Softbill is a non-scientific term that has been used in aviculture for numerous years to describe a diverse range of bird species based upon their dietary habits. It has no fixed taxonomic meaning and can be misleading, as many species that fall into the category do not have a soft bill at all. Softbills are also referred to as such in aviculture to differentiate them from another commonly-kept group of birds, the hookbills - i.e. the parrots.

The proper use of the term is in reference to the ‘soft food’ diets which typically fall into the following six categories:

- Carnivorous – those that feed on small mammals, birds or other vertebrates (e.g. kingfishers, rollers)
- Insectivorous – those that feed on insects and other invertebrates (e.g. bee-eaters, flycatchers)
- Omnivorous – those that feed on both animal and plant material (e.g.

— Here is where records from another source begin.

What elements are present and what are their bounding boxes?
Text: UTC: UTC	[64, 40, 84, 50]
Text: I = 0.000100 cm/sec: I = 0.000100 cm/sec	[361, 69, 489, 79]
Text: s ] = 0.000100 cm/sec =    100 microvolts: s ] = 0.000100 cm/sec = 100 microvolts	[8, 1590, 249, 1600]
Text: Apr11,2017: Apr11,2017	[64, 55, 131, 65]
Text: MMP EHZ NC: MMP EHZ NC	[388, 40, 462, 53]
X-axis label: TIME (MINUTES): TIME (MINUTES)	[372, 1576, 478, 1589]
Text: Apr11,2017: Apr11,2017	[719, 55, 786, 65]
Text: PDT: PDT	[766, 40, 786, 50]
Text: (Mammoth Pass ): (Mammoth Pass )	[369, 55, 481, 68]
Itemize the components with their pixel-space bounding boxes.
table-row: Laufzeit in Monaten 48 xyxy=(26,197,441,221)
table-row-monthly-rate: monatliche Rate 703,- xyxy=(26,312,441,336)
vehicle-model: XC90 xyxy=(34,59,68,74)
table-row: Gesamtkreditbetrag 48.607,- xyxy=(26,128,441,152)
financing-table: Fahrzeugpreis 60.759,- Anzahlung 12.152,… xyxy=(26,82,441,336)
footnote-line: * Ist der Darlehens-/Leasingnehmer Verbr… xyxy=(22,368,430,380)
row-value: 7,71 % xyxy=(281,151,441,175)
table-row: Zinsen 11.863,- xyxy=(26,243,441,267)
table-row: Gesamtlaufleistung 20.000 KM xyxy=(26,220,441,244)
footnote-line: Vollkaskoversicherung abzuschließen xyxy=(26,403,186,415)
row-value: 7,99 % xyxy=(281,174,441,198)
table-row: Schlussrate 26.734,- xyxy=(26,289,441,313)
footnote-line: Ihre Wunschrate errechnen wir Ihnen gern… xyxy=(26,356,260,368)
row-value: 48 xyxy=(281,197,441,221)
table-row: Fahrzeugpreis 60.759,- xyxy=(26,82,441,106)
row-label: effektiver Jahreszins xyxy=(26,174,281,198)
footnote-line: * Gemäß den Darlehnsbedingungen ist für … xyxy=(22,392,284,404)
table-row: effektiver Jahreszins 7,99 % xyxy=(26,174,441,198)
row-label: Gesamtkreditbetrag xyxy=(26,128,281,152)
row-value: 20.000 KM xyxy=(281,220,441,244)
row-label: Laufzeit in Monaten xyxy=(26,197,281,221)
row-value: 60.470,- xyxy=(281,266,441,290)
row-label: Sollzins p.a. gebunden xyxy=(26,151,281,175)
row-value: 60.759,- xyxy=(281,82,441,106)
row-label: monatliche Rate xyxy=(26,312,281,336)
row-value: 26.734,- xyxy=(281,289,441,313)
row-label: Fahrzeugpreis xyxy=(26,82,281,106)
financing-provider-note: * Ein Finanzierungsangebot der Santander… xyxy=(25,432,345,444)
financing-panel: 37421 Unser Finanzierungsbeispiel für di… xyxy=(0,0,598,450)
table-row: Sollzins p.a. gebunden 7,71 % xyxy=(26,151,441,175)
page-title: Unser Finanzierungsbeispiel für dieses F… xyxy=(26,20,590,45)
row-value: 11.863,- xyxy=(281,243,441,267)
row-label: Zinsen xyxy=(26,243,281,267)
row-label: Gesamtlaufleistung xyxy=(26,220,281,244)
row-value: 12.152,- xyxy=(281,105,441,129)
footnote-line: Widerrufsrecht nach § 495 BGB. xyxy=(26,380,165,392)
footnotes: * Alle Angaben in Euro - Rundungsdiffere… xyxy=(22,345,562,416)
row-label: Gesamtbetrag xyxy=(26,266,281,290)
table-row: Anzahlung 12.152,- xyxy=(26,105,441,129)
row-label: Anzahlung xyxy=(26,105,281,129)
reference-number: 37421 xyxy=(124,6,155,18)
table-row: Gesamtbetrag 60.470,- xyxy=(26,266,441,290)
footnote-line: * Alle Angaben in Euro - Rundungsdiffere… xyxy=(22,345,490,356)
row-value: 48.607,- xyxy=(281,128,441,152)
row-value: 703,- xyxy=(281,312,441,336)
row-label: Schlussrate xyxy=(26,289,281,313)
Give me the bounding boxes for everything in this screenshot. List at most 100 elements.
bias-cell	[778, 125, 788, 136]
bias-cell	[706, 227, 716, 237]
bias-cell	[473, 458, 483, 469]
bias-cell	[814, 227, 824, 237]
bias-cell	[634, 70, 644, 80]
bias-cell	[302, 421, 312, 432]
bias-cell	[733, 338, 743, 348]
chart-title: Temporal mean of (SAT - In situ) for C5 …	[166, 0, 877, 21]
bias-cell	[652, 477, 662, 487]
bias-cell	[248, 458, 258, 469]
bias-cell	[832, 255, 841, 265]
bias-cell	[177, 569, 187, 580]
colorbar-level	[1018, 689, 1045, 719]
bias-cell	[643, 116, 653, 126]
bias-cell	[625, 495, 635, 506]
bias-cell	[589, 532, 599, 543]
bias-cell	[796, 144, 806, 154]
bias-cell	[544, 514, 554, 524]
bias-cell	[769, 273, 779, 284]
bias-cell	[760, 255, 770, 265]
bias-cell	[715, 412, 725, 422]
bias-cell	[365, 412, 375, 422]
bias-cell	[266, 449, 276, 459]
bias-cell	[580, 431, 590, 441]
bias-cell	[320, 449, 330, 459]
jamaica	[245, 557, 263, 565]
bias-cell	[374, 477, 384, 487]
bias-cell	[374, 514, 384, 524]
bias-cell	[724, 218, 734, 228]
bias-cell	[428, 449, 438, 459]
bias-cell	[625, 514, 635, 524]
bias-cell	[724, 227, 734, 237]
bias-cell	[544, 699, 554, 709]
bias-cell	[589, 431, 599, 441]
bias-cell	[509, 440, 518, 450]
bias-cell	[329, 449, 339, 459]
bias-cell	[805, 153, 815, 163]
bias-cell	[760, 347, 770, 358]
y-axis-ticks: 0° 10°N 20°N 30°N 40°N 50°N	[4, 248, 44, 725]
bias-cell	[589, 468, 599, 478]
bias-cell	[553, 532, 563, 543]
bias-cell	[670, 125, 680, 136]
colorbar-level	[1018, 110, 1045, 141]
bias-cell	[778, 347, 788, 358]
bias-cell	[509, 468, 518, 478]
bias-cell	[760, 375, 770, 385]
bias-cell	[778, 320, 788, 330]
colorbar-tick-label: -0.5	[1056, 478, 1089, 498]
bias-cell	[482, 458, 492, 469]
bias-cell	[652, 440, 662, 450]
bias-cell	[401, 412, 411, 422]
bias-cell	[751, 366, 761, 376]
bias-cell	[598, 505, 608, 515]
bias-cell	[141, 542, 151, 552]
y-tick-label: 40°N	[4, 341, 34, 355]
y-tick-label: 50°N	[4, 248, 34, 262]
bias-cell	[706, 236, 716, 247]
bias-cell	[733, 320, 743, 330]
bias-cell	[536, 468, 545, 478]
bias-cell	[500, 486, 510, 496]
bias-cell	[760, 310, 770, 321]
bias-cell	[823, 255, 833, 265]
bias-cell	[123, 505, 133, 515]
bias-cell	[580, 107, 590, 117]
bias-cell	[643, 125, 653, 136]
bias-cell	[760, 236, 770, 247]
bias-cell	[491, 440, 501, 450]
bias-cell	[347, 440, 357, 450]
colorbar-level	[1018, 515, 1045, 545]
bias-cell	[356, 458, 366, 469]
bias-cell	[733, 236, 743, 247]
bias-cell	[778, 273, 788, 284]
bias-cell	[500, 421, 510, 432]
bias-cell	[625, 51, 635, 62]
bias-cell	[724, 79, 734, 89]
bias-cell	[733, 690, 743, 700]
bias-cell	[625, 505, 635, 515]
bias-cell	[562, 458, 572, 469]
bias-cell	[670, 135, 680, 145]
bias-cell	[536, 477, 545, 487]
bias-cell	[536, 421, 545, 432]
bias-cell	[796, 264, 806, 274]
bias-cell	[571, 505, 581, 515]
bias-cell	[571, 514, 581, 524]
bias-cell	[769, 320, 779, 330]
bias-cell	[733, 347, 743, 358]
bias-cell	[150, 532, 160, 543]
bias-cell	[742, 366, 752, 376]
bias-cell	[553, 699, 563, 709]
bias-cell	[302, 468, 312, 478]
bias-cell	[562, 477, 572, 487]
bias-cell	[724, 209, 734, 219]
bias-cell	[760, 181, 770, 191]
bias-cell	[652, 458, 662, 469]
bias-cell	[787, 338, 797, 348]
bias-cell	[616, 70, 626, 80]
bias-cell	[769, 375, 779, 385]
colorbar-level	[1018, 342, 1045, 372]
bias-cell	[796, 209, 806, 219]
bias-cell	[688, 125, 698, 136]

Corvids, hornbills)
- Frugivorous – those that feed on fruit (e.g. turacos, fruit doves)
- Nectarivorous – those that feed on flower nectar (e.g. hummingbirds, sunbirds)
- Folivorous – those that feed on leaves, petals and other plant material (turacos, mousebirds)

This sixth diet type is usually in association with one of the above, as very few birds are solely folivorous. Several species of Galliformes are folivores, however they are not considered to be softbills.

A more recent definition by Clive Roots is, “Cage and aviary birds with relatively soft bills, which feed upon insects* and soft plant material and whose young are helpless at birth”.

- including other larger animal prey

This latter definition does discriminate against a few species, however as can be seen, the definition is very subjective and can encompass numerous species not generally included in the group.